Peter Straughan (screenplay by), Donna Tartt (based on the novel by)
Based on the Pulitzer Price Winning book by Donna Tartte, one wishes the film would contain a more solid and credible story, but what transpires onscreen is mired by two glaring flaws (two incidents that are totally inconceivable that they destroy the entire film.
John Crowley directs with the same care and over-caution as he did in his last BROOKLYN but goes off with the pacing. For a crime caper, the film moves more like his BROOKLYN romance drama.
Decker (Ansel Elgort) was only 13 when his mother died in a museum bombing, sending him on an odyssey of grief and guilt, reinvention and redemption. Through it all, he holds on to one tangible piece of hope from that terrible day: a priceless painting of a bird chained to its perch, The Goldfinch – that he had kept from the bombing.
The film is a coming-of-age tale with criminal plots, personal secrets, and the transformative power of art thrown into the story.
The film opens with the mysterious and introverted Theodore Decker (Elgort) holed up in an Amsterdam hotel, desperate and facing a lethal threat. His story since childhood then unfolds in layers of rash decisions and sudden betrayals. Young Theo (Oakes Fegley) saw his privileged life with his mother shattered one day on a visit to an art museum.

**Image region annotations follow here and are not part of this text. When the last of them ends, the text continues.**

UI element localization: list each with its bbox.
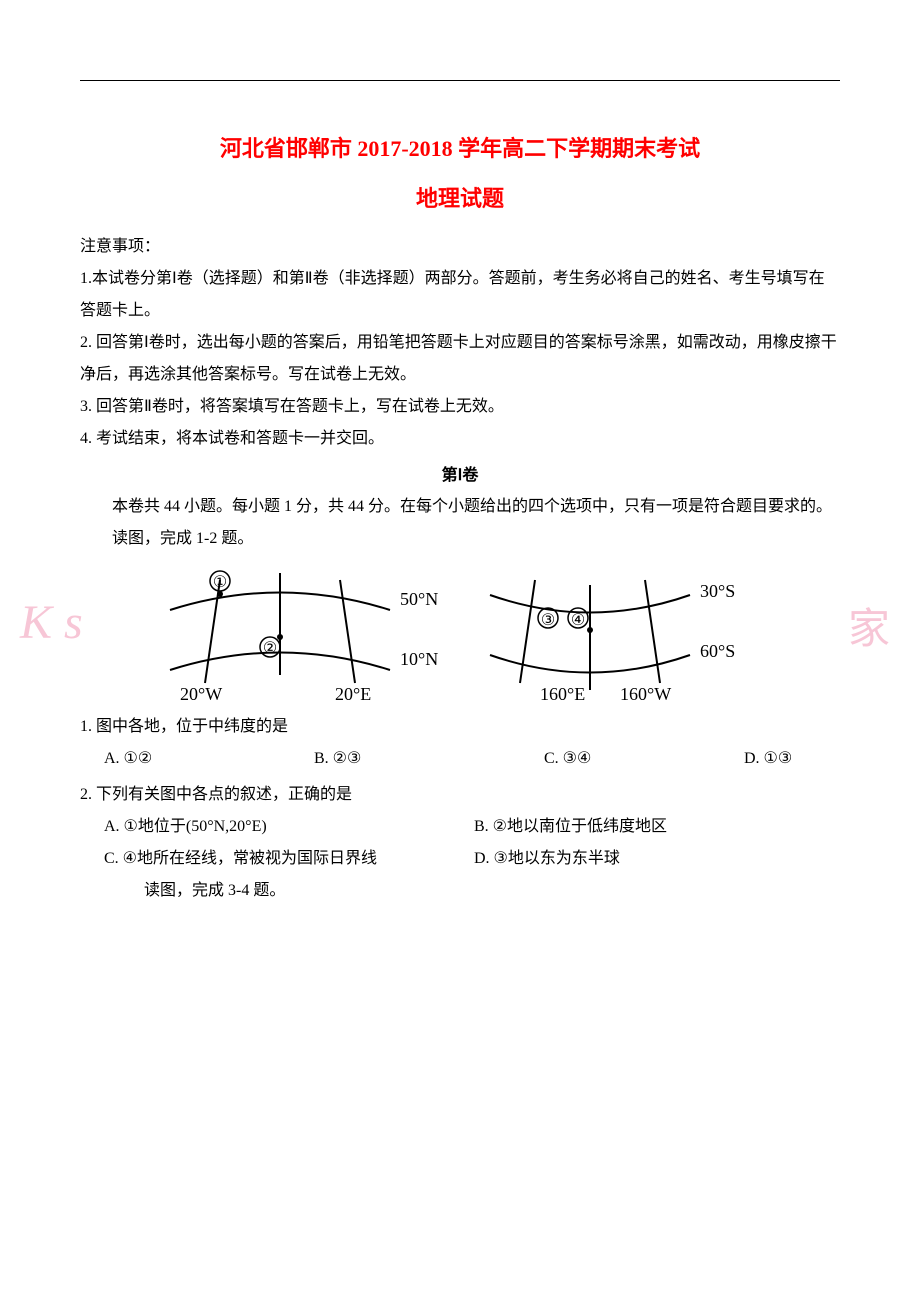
d1-lat-bot: 10°N [400,649,438,669]
d2-lon-right: 160°W [620,684,671,704]
point-4-label: ④ [571,612,585,629]
point-1-label: ① [213,574,227,591]
exam-page: 河北省邯郸市 2017-2018 学年高二下学期期末考试 地理试题 注意事项： … [0,0,920,1211]
part1-intro: 本卷共 44 小题。每小题 1 分，共 44 分。在每个小题给出的四个选项中，只… [80,491,840,523]
q2-option-c: C. ④地所在经线，常被视为国际日界线 [104,843,474,875]
d1-lon-right: 20°E [335,684,371,704]
notice-item-3: 3. 回答第Ⅱ卷时，将答案填写在答题卡上，写在试卷上无效。 [80,391,840,423]
notice-item-1: 1.本试卷分第Ⅰ卷（选择题）和第Ⅱ卷（非选择题）两部分。答题前，考生务必将自己的… [80,263,840,327]
question-2: 2. 下列有关图中各点的叙述，正确的是 A. ①地位于(50°N,20°E) B… [80,779,840,907]
d1-lon-left: 20°W [180,684,222,704]
q2-option-d: D. ③地以东为东半球 [474,843,840,875]
watermark-left: K s [20,595,83,650]
q2-option-b: B. ②地以南位于低纬度地区 [474,811,840,843]
q2-row-2: C. ④地所在经线，常被视为国际日界线 D. ③地以东为东半球 [104,843,840,875]
q1-stem: 1. 图中各地，位于中纬度的是 [80,711,840,743]
q1-option-b: B. ②③ [314,743,544,775]
q2-stem: 2. 下列有关图中各点的叙述，正确的是 [80,779,840,811]
point-3-label: ③ [541,612,555,629]
q1-options: A. ①② B. ②③ C. ③④ D. ①③ [104,743,840,775]
q2-option-a: A. ①地位于(50°N,20°E) [104,811,474,843]
q1-option-a: A. ①② [104,743,314,775]
figure-intro-1: 读图，完成 1-2 题。 [80,523,840,555]
d2-lat-bot: 60°S [700,641,735,661]
top-rule [80,80,840,81]
map-diagram-1: ① ② 50°N 10°N 20°W 20°E [150,565,450,705]
d1-lat-top: 50°N [400,589,438,609]
d2-lon-left: 160°E [540,684,585,704]
notice-heading: 注意事项： [80,231,840,263]
q1-option-d: D. ①③ [744,743,864,775]
q1-option-c: C. ③④ [544,743,744,775]
question-1: 1. 图中各地，位于中纬度的是 A. ①② B. ②③ C. ③④ D. ①③ [80,711,840,775]
figure-intro-2: 读图，完成 3-4 题。 [144,875,840,907]
d2-lat-top: 30°S [700,581,735,601]
watermark-right: 家 [848,595,890,656]
exam-title: 河北省邯郸市 2017-2018 学年高二下学期期末考试 [80,131,840,163]
notice-item-2: 2. 回答第Ⅰ卷时，选出每小题的答案后，用铅笔把答题卡上对应题目的答案标号涂黑，… [80,327,840,391]
exam-subtitle: 地理试题 [80,181,840,213]
diagram-row: K s ① ② 50°N 10°N 20°W 20°E [80,565,840,705]
map-diagram-2: ④ ③ 30°S 60°S 160°E 160°W [470,565,770,705]
q2-row-1: A. ①地位于(50°N,20°E) B. ②地以南位于低纬度地区 [104,811,840,843]
part1-heading: 第Ⅰ卷 [80,461,840,485]
notice-item-4: 4. 考试结束，将本试卷和答题卡一并交回。 [80,423,840,455]
point-2-label: ② [263,640,277,657]
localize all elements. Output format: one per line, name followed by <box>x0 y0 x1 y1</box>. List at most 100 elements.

In the aftermath of an attack among the masterpieces, one priceless 17th-century oil painting goes missing. What happened to the The Goldfinch? And how will its disappearance follow Theo across America throughout his whole youth and on to his Dutch hideout? Clues are provided to the audience and it does not take a genius to put two and two together that Decker has the painting.
The two coincidental plot flaws are:
- the coincidental re-meeting of Theo and Boris as adults in a bar out of the blue in NYC. Just how many bars are there in NYC and how big is the city? And the timing?
- the over tidy Hollywood-Style happy ending where all comes too neatly in place to bring the film to a conclusion
Elgort is perfect in the role, showing both the charm and darker shadows that have marked his best work. Kidman is as compelling as ever in every frame. And a stellar cast of actors — Finn Wolfhard, Jeffrey Wright, Sarah Paulson, Luke Wilson — turn up as characters who further complicate Theo’s jagged path.
The big plus of the film is that Goldfinch was shot by the legendary, Oscar-winning cinematographer Roger Deakins, who gives it a polish appropriate to its high-stakes, high-crime story.